Les actrices de "17 Filles"

© Lemachere Aurélie/SIPA

Le film « 17 Filles » questionne la grossesse adolescente. Delphine et Muriel Coulin, les réalisatrices voulaient ouvrir le débat, elles ont réussi. Inspiré d’un fait divers survenu aux Etat-Unis en 2008 « 17 Filles » transpose à Lorient l’histoire de ce groupe d’adolescentes, en classe de première qui décident de tomber enceintes en même temps. Le Docteur Philippe Jeammet, psychiatre, spécialiste de l’adolescence décrypte ce phénomène de mimétisme.

Culturebox : Comment expliquez-vous la démarche de ces 17 adolescentes ?

Docteur Philippe Jeammet : La grossesse surtout à l’adolescence va mobiliser beaucoup de désirs contradictoires. A la fois ceux de devenir femme, de passer à l’âge adulte, de s’affirmer dans ses potentialités et en même temps de retrouver un miroir du bébé qu’on a été. Il y a les deux : je suis une maman et je suis le bébé en même temps.
Ces deux mouvements essentiels vont se conjuguer à l’adolescence : le désir de grandir et l’envie régressive.
Tout cela mobilise beaucoup d’émotion et on peut concevoir que lorsqu’on est très émue on a besoin d’être entourée. Souvent on va se confier à son amoureux, on va se rapprocher des parents. S’il y a des carences affectives, éducatives, c’est entre pairs que l’on va se retrouver. Il y a cet instinct grégaire qui va pousser les filles à se rapprocher les unes des autres, à être semblables, à éprouver les mêmes choses. Il y a un peu de rivalité (moi aussi je peux être enceinte). En même temps on est pareille, on est ensemble, on n’est pas seule.
C’est vraiment ce mouvement puissant qui doit  toucher dans ce film. Sentir ce remue ménage émotionnel et le besoin que l’on a, à ce moment là, de s’appuyer les unes sur les autres, les unes contre les autres, toutes proches.

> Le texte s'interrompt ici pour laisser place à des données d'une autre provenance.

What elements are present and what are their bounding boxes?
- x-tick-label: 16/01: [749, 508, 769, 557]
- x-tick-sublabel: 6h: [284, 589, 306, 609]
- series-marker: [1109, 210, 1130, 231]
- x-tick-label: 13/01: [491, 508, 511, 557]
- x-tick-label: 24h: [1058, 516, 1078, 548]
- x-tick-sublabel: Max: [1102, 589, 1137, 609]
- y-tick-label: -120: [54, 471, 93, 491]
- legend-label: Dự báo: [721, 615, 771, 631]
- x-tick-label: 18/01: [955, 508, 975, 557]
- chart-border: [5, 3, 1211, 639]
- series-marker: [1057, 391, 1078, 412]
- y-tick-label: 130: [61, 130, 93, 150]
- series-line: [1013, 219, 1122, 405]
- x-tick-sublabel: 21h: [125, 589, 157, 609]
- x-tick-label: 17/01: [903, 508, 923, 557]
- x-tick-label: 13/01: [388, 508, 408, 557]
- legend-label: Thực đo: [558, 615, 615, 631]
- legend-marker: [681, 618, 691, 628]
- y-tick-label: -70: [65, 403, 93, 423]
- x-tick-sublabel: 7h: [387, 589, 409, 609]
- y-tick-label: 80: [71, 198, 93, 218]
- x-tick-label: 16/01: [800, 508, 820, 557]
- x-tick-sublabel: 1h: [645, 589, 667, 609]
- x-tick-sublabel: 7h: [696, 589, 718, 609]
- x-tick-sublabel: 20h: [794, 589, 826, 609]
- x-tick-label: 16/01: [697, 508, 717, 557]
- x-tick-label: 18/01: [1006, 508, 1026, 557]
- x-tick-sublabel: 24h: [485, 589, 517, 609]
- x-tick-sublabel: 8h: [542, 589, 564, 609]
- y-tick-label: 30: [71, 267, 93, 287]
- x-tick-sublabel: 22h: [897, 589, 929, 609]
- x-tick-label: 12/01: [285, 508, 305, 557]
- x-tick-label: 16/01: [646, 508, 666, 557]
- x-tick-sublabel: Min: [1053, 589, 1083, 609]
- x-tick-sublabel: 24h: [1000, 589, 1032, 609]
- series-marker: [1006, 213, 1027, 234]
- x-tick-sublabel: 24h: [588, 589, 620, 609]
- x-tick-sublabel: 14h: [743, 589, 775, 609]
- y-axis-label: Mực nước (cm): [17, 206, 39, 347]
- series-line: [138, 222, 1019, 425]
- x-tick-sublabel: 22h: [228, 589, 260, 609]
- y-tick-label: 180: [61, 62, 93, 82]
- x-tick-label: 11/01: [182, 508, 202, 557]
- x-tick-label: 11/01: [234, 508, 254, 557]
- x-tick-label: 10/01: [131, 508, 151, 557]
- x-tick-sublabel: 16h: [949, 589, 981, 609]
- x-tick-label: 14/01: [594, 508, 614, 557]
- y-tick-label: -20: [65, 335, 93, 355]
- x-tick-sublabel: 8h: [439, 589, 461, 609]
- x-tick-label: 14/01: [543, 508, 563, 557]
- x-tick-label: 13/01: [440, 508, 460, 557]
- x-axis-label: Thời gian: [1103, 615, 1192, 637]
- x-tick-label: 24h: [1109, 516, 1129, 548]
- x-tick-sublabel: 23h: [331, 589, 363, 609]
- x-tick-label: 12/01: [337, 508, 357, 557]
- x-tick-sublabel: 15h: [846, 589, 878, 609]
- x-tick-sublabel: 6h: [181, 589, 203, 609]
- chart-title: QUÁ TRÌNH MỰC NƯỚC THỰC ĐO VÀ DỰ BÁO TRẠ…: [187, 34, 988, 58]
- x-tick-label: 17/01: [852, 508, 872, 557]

Y a-t-il aussi le désir de se rebeller, de s’affranchir des parents ?

Oui  surtout, s’il y a des comptes à régler : milieu un peu difficile, éducation carentielle. Là il y a une façon de transgresser ensemble, de faire quelque chose qu’on n’attend pas d’elles, qu’elles devraient faire plus tard. Cet élan fusionnel signifie que toutes ensembles on devient une force. Derrière il y a beaucoup d’inquiétudes, beaucoup de doutes sur leurs valeurs. En voulant faire de cette fragilité une force, elles vont aller un peu trop loin. Elles ne se rendent pas compte des conséquences de leurs actes.

Un tel phénomène ne vous surprend pas ?

Non mais en général, elles sont deux ou trois, comme lorsque deux filles. Là il  y a un phénomène de groupe un peu exceptionnel que l’on  retrouve aussi quand deux filles se suicident en se tenant la main. Derrière cette violence apparente il y a un élan pour ne pas être seule.

Les grossesses adolescentes restent-elles un vrai problème de société ?

Oui. C’est de plus en plus fréquent, malgré tous les moyens de protection, il y a toujours cette tentation de s’abandonner au sort et aussi ce désir de se prouver qu’on a la capacité d’avoir un enfant, de créer malgré les problèmes qui vont se poser.

Quels sont les moyens de préventions ?

Il faut dialoguer au sein de la famille. Dire aux filles qu’elles ont la vie devant elles et que la grossesse va souvent accentuer la solitude.
Un film comme « 17 Filles » devrait être une bonne occasion pour des  familles de dialoguer, de demander aux adolescentes ce qu’elles en pensent. On voit beaucoup mieux les problèmes qui se posent quand il ne s’agit pas de soi. Il faut se donner cette capacité de choisir, ne pas être complètement prises par ses émotions.